Gray Hair Care: An Open Thread | CorporetteWe’ve talked about gray hair before (as well as aging gracefully in general), but not in a long while, so I thought we’d revisit — ladies, do you dye your hair?  (One friend told me she went blonder to help hide the grays!)  Do you rock the gray — and if so, do you care for it with special products?  I’ve noticed Amazon has a ton of products to brighten gray hair and keep the yellow out, which I’ve been told is important.

For my $.02, I haven’t ever dyed my hair (not counting some experiments as a teenager with “wash out red dye” (it was a thing) and, briefly in college, experimenting with blue hair dye), but I’m starting to wonder whether I should!  I first started seeing gray hair at age 26 (thank you, bar exam!) and it’s definitely growing.  If I had darker hair I would LOVE to rock the salt and pepper look — one of my old editors had hair like that, and I always thought it was so chic and cool.  If I were to go all gray I would equally love to rock the silver hair look — one of the partners I used to work for had a super stylish silver bob.  (I even like the silver streak look, like Stacy London!) But now, where it’s brown hair mixed with about 1-2% gray hairs throughout… I’m less of a fan, and have been trying to make an effort to tweeze about 5 silver strands each night.  (Which apparently is the worst thing to do, whoops!) I suspect I’ll hold off dyeing it until the percentage of gray grows to 5-10%, but that’s me.

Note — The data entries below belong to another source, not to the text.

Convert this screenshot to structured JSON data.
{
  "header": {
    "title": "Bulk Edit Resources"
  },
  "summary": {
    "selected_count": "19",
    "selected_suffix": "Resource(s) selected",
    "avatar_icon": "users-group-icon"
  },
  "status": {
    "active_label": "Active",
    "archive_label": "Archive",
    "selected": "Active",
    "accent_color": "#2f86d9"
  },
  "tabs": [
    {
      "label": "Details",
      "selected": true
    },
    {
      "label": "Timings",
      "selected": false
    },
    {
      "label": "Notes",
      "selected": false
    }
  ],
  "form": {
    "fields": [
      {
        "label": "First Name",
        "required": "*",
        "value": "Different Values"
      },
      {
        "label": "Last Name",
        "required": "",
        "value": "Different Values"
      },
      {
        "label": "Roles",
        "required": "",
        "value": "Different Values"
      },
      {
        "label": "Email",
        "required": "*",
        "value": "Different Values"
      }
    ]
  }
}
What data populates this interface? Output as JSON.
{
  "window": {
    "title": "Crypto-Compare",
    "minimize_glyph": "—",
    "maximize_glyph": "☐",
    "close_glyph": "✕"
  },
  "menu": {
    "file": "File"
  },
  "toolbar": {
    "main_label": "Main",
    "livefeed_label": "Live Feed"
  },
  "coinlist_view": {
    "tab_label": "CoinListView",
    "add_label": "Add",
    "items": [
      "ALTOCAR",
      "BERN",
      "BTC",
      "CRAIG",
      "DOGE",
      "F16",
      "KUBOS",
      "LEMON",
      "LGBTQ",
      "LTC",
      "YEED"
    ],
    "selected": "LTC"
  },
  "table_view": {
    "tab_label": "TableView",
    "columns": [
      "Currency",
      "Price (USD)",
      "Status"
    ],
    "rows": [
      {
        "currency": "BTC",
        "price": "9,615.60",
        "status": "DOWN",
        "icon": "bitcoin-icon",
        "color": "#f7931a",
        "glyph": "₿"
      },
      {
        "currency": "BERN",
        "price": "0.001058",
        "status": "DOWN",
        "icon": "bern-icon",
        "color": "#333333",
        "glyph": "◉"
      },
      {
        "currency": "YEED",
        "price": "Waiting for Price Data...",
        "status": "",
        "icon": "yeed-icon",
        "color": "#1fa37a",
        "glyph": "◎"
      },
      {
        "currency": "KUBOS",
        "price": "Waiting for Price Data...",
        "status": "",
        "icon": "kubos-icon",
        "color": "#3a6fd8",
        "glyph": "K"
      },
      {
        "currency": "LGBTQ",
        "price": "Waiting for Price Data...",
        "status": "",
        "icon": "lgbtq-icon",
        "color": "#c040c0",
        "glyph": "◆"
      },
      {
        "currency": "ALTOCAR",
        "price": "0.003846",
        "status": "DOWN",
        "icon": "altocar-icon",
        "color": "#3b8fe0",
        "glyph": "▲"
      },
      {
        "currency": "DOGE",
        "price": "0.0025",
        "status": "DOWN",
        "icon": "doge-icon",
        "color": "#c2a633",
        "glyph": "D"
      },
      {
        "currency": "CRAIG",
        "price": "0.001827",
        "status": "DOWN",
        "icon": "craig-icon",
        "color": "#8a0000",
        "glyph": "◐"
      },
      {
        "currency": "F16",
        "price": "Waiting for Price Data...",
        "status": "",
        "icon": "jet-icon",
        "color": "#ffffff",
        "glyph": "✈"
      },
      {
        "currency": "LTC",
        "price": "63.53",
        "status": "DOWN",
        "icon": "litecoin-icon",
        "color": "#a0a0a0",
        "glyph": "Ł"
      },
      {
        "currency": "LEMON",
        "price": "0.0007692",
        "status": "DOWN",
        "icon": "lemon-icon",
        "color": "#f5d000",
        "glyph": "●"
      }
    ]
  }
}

(And just in case this is in question: I don’t think there’s anything professional or unprofessional about gray hair — I think it’s totally a matter of personal choice.  In my situation I have noticed that my gray hair tends to be a different consistency than the rest of my hair, which sometimes requires extra attention to smoothing so I don’t get a frizzy, frazzled look — the halo of gray! — but maybe that’s me.)

So let’s hear it ladies — do you have gray hair(s)? How do you feel about them? How do you care (or cover) them?